EP13B-3511:
Potential Impacts of Tsangpo Lake-Burst Megafloods and Their Preservation in the Bengal Basin and Delta System

Monday, 15 December 2014
Michael S Diamond1, Steven Lee Goodbred Jr1, Luisa Palamenghi2, Saddam Hossain3, Jennifer Pickering1, Ryan Sincavage1, Volkhard Spiess2 and Lauren Alexandra Williams4, (1)Vanderbilt University, Nashville, TN, United States, (2)University of Bremen, Bremen, Germany, (3)University of Dhaka, Dhaka, Bangladesh, (4)University of Rochester, Rochester, NY, United States
Abstract:
Large, glacially-dammed lakes formed via the impoundment of the Tsangpo River in Tibet led to lake-burst floods during the late Pleistocene and at least two intervals in the early and late Holocene. We present the first critical examination of the potential effects that the Holocene lake drainages had on the downstream Bengal delta and their preservation in the geologic record. Based on stratigraphic evidence from cores drilled across the delta, digital elevation models, seismic data, and hydraulic flow calculations, we propose that lake-burst floods could be responsible for (a) triggering short-lived avulsion events of the Brahmaputra River into the Sylhet basin, (b) the formation of two apparent overflow channels on the Madhupur Terrace, and (c) the deposition of a large, mass transport deposit in the submarine Swatch of No Ground canyon system. Comparing the early and late Holocene events, we expect the distribution of the floodwaters and their deposits in the two intervals to differ sharply owing to major differences in flood volume and the paleotopography of the delta.

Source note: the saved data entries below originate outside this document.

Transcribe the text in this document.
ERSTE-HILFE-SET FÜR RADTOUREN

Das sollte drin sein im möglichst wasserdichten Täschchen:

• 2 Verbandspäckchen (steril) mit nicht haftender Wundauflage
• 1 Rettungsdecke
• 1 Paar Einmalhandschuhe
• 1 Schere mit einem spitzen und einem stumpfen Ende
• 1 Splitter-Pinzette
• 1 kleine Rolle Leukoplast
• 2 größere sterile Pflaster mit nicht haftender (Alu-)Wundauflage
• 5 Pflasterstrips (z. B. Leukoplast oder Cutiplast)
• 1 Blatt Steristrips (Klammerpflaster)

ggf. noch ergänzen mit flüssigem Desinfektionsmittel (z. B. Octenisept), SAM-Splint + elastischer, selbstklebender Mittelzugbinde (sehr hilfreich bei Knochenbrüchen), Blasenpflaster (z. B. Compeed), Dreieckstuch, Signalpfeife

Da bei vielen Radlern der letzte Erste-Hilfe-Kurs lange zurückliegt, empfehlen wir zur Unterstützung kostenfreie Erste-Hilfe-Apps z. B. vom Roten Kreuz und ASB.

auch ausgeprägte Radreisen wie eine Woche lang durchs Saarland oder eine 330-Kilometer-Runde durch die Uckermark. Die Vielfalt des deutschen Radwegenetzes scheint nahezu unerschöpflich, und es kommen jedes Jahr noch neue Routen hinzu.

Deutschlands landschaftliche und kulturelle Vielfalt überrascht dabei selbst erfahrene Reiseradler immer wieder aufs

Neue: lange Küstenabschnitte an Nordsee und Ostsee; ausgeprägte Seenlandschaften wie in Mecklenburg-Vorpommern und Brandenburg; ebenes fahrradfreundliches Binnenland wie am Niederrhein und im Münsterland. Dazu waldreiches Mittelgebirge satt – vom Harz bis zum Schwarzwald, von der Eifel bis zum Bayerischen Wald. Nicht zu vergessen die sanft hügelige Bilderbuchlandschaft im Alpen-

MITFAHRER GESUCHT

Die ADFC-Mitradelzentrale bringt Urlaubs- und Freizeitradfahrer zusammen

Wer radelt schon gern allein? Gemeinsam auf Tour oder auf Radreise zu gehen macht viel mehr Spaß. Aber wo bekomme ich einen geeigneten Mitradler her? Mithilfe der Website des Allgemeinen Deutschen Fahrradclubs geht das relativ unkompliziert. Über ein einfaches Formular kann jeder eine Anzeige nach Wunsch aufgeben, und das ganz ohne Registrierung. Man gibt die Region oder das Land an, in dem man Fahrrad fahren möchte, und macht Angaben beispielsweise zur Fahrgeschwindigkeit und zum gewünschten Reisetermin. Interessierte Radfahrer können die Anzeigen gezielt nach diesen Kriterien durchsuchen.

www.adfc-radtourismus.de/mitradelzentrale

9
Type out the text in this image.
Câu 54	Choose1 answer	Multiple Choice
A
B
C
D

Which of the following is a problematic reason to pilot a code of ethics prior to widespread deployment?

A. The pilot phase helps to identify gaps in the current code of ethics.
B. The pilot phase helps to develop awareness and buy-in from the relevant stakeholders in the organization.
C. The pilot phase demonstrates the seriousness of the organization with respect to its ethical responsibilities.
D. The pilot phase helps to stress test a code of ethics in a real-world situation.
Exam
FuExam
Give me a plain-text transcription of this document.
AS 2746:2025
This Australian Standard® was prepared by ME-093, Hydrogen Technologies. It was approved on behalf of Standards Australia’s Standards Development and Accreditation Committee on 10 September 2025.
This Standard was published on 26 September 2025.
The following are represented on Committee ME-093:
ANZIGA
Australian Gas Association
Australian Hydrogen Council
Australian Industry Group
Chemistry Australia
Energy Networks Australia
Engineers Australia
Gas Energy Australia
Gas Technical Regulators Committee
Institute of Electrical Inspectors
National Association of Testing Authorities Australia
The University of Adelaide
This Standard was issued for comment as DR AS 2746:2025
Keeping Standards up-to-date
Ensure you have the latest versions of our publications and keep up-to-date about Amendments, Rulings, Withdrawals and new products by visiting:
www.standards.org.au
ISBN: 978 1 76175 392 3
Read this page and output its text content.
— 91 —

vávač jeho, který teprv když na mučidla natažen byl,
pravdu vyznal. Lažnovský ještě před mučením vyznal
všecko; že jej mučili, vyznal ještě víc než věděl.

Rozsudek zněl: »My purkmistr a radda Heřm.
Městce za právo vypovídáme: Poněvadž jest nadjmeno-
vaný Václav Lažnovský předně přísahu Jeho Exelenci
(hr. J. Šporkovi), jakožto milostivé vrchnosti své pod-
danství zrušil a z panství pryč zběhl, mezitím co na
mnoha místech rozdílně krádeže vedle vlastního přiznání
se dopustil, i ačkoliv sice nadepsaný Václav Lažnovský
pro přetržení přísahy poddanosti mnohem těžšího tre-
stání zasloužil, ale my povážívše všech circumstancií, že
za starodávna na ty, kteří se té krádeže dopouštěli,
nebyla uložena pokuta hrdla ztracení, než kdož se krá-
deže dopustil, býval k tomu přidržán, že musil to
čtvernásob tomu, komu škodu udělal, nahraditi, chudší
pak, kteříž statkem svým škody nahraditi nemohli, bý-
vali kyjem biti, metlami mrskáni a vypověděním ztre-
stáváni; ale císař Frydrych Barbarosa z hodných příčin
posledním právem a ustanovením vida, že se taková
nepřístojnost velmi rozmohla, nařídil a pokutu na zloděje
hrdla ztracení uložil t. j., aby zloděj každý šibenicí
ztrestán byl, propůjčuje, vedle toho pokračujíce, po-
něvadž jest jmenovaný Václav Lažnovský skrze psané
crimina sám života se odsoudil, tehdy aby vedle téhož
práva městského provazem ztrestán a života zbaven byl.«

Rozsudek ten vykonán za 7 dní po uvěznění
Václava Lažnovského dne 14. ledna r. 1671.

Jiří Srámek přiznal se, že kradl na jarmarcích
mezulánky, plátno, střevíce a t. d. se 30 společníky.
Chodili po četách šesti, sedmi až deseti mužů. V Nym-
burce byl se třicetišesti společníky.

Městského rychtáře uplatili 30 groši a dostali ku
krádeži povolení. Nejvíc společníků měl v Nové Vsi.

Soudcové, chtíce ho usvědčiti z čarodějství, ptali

Despite much higher discharge, the early Holocene floods were largely accommodated within the vast lowstand valley of the Brahmaputra, with some spillover into the Sylhet basin. In contrast, the late Holocene floods likely spread over a larger area due to the relatively even, low-gradient topography. Offshore, a 40 m thick chaotic, semi-transparent seismic facies observed in the canyon corresponds temporally with the early Holocene floods and is tentatively interpreted as a subaqueous debris flow generated by the flood pulse directed to the canyon via the lowstand river valley. We examine the theoretical preservation potential of rare flood events in light of signal shredding mechanisms to help explain why evidence of the larger, early Holocene floods is preserved whereas we have found no clear signal from the younger floods.